A fix for a regression introduced and then fixed in the same release (i.e.,
fixing a bug introduced during a monthly release candidate)
should not
have a changelog entry.
Any developer-facing change (e.g., refactoring, technical debt remediation,
test suite changes)
should not
have a changelog entry. Example: “Reduce
database records created during Cycle Analytics model spec.”
Any
contribution from a community member, no matter how small,
may
have
a changelog entry regardless of these guidelines if the contributor wants one.
Example: “Fixed a typo on the search results page. (Jane Smith)”

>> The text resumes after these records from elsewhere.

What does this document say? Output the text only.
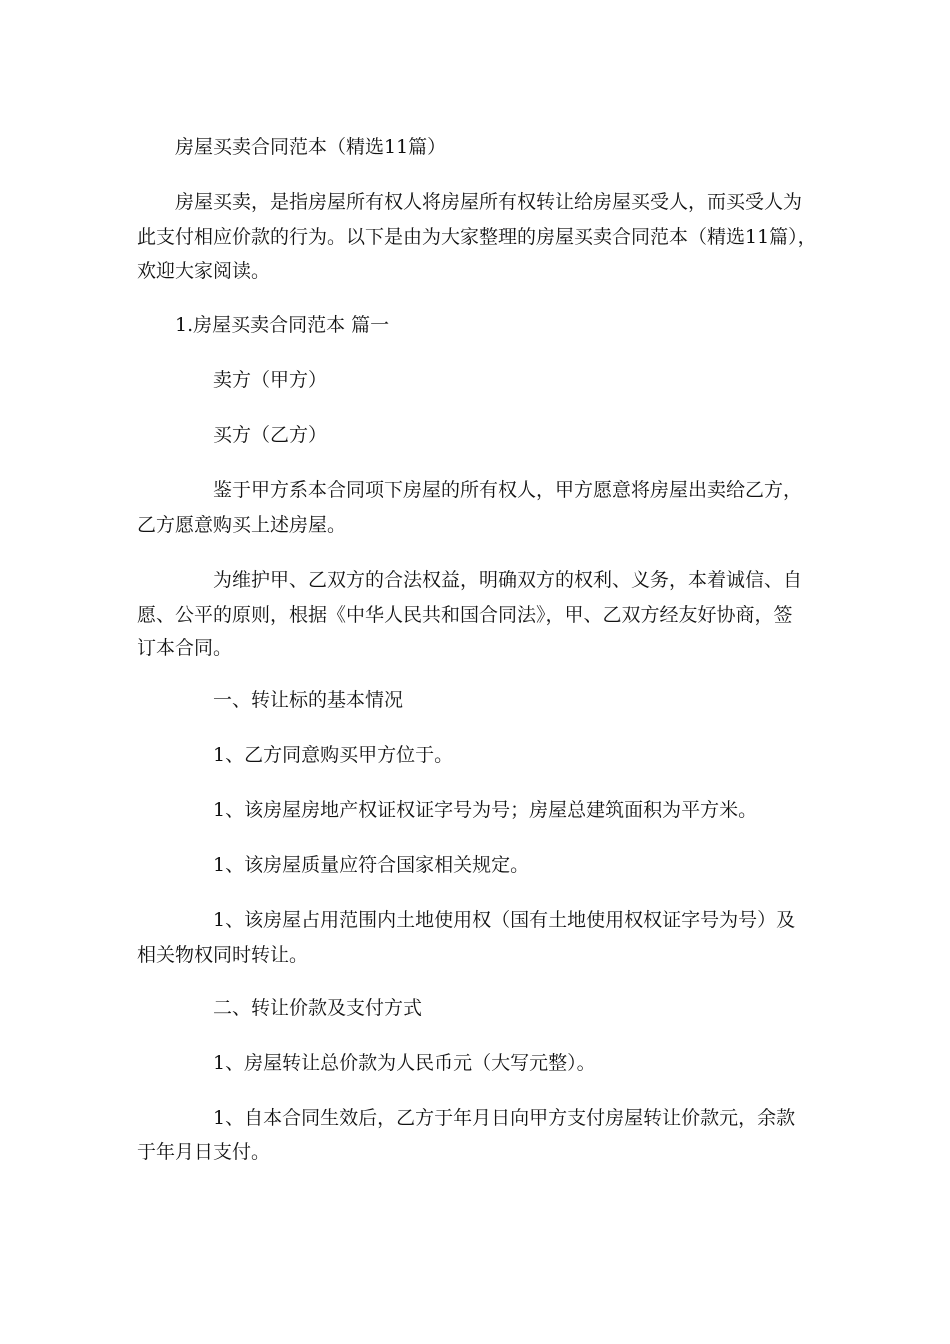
房屋买卖合同范本（精选11篇）

房屋买卖，是指房屋所有权人将房屋所有权转让给房屋买受人，而买受人为

此支付相应价款的行为。以下是由为大家整理的房屋买卖合同范本（精选11篇），

欢迎大家阅读。

1.房屋买卖合同范本 篇一

卖方（甲方）

买方（乙方）

鉴于甲方系本合同项下房屋的所有权人，甲方愿意将房屋出卖给乙方，

乙方愿意购买上述房屋。

为维护甲、乙双方的合法权益，明确双方的权利、义务，本着诚信、自

愿、公平的原则，根据《中华人民共和国合同法》，甲、乙双方经友好协商，签

订本合同。

一、转让标的基本情况

1、乙方同意购买甲方位于。

1、该房屋房地产权证权证字号为号；房屋总建筑面积为平方米。

1、该房屋质量应符合国家相关规定。

1、该房屋占用范围内土地使用权（国有土地使用权权证字号为号）及

相关物权同时转让。

二、转让价款及支付方式

1、房屋转让总价款为人民币元（大写元整）。

1、自本合同生效后，乙方于年月日向甲方支付房屋转让价款元，余款

于年月日支付。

Writing good changelog entries
A good changelog entry should be descriptive and concise. It should explain the
change to a reader who has
zero context
about the change. If you have trouble
making it both concise and descriptive, err on the side of descriptive.
Bad:
Go to a project order.
Good:
Show a user’s starred projects at the top of the “Go to project”
dropdown.
The first example provides no context of where the change was made, or why, or
how it benefits the user.
Bad:
Copy (some text) to clipboard.
Good:
Update the “Copy to clipboard” tooltip to indicate what’s being
copied.
Again, the first example is too vague and provides no context.
Bad:
Fixes and Improves CSS and HTML problems in mini pipeline graph and
builds dropdown.
Good:
Fix tooltips and hover states in mini pipeline graph and builds
dropdown.
The first example is too focused on implementation details. The user doesn’t
care that we changed CSS and HTML, they care about the
end result
of those
changes.
Bad:
Strip out
nil
s in the Array of Commit objects returned from
find_commits_by_message_with_elastic
The first example focuses on
how
we fixed something, not on
what
it fixes.
The rewritten version clearly describes the
end benefit
to the user (fewer 500
errors), and
when
(searching commits with Elasticsearch).
Use your best judgement and try to put yourself in the mindset of someone
reading the compiled changelog. Does this entry add value? Does it offer context
about
where
and
why
the change was made?
How to generate a changelog entry
Git trailers are added when committing your changes. This can be done using your
text editor of choice. Adding the trailer to an existing commit requires either
amending to the commit (if it’s the most recent one), or an interactive rebase
using
git rebase -i
.
To update the last commit, run the following:
git commit --amend
You can then add the
Changelog
trailer to the commit message. If you had
already pushed prior commits to your remote branch, you have to force push
the new commit:
git push -f origin your-branch-name
To edit older (or multiple commits), use
git rebase -i HEAD~N
where
N
is the
last N number of commits to rebase. Let’s say you have 3 commits on your branch:
A, B, and C. If you want to update commit B, you need to run:
git rebase -i HEAD~2
This starts an interactive rebase session for the last two commits. When
started, Git presents you with a text editor with contents along the lines of
the following:
pick B Subject of commit B pick C Subject of commit C
To update commit B, change the word
pick
to
reword
, then save and quit the
editor. Once closed, Git presents you with a new text editor instance to edit
the commit message of commit B. Add the trailer, then save and quit the editor.
If all went well, commit B is now updated.
For more information about interactive rebases, take a look at
the Git documentation.
History and Reasoning
This method was adopted from the primary GitLab codebase, as we
found the workflow to be appealing and familiar.